By: Mara Chaben
The sun casts a shimmer of light upon my body and the warmth is suddenly tangible upon my face. My camp director defines this as the sunspot. On sunny mornings at camp, overlooking beautiful Lake Huron, my camp director instructs the kids to face the sun, let the warmth provide energy to their bodies and harness that energy to power the fun-filled day. I stare at this sunspot, soaking in as much energy as I can and then allow the light to open my eyes.
But this time, I am not at camp. I open my eyes to a view from a yacht on the Mediterranean Sea just off the Herziliya coast in Israel. I take in the warmth from the sun, similarly to how I do at camp, but this time I think to myself -I want to save this golden energy to power the incredible semester ahead of me.
My first day back in Israel on the Nachshon Project was spent on a yacht. The Rabbis took us for the ‘ultimate’ icebreaker by putting all the fellows on two teams to race the yachts down the Mediterranean Sea. Although the yachts were a little slower to race than originally intended, the outcome of the activity was successful in a different way than expected.

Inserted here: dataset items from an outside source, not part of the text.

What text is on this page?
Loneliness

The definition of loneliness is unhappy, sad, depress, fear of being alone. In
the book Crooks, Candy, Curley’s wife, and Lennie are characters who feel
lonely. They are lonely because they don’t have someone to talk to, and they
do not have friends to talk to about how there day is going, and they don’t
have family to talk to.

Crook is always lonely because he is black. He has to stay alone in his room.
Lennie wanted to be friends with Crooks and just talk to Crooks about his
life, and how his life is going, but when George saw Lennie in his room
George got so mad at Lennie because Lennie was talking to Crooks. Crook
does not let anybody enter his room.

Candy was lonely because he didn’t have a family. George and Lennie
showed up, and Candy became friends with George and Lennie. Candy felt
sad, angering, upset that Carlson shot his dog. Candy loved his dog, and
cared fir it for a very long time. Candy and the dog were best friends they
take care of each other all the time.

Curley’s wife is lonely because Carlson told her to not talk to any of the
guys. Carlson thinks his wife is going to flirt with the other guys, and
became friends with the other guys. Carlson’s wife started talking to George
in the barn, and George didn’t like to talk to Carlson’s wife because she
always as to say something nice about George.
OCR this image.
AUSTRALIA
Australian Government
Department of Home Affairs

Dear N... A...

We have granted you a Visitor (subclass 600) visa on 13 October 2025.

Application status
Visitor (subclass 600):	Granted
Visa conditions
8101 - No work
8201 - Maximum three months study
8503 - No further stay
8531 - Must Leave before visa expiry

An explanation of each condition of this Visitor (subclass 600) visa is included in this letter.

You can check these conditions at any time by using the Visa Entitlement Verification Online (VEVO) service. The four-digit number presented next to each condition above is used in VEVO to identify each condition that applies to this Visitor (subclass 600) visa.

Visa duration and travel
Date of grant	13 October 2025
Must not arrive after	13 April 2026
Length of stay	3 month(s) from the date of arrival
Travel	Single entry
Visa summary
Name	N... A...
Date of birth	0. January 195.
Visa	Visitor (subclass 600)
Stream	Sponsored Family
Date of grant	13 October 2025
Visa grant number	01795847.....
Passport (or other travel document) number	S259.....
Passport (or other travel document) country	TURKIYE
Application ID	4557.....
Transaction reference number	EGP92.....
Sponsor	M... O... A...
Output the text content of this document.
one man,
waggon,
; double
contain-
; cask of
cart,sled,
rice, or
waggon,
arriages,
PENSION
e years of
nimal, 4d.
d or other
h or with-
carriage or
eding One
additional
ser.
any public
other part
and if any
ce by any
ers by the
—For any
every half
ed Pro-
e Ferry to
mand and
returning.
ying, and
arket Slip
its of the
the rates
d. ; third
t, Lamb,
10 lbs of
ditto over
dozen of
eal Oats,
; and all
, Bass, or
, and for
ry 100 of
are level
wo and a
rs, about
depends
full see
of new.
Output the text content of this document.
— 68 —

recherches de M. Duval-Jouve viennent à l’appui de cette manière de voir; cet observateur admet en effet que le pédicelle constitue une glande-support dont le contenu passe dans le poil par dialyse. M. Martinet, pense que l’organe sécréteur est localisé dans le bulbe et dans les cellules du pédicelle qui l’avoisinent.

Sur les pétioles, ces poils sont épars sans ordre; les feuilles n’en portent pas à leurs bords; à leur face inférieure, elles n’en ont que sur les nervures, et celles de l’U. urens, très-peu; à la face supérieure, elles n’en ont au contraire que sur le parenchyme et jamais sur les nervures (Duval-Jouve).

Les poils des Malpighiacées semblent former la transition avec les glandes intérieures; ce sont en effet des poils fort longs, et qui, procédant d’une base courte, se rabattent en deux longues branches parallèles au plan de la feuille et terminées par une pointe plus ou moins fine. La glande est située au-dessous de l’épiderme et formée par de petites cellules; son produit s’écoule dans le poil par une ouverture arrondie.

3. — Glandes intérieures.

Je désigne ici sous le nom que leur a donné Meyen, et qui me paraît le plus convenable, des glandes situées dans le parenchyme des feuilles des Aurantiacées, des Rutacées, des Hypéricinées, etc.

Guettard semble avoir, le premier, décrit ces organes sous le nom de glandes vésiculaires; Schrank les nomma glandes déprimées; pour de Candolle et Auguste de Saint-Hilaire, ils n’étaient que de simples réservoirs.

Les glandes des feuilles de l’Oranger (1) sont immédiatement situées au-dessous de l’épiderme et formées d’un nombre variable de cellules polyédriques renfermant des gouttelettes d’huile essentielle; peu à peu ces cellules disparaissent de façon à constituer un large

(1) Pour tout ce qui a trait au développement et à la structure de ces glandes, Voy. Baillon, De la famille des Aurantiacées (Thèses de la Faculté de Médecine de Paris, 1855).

For me, this activity was more than an ice-breaker. In my mind, water represents freedom. At camp, I supervise the water ski program- driving the boat and teaching kids how to ski, wakeboard and kneeboard. Being on the water all day doing what I love provides me with the utmost feeling of freedom.
As I take in a deep breath of air, fresh off the Mediterranean Sea, my mind wanders to thinking about when The First Aliyah of Jewish people came from Eastern Europe to Israel. This group of people must have been extremely wary of where this journey might take them. They too sailed in from the Mediterranean Sea, left behind everything they knew and gazed at the (what is now) Israeli coast from a boat. Analogous to my feelings, their trip also represented freedom: freedom from exclusion, violence and Anti-Semitism in their “home” communities.
Yachting on the Mediterranean Sea with some of my soon-to-be closest friends on the first day was meaningful to me because it set the stage for this new experience; an experience also shared by the original Zionists.
Just a few months after joining the cancer survivor club, I am finally free of doctor appointments, family drama and incredibly hard classes at school. The sunspot I felt sitting on the yacht reminded me this is finally my time to be free and explore my Judaism, similarly to the Zionists who traveled long and hard to reach our promised land. Again, I breath in fresh air that blows off the Mediterranean and the let the sun empower my first activity of the trip- bonding with other Nachshon fellows– chatting, laughing and most importantly, feeling free.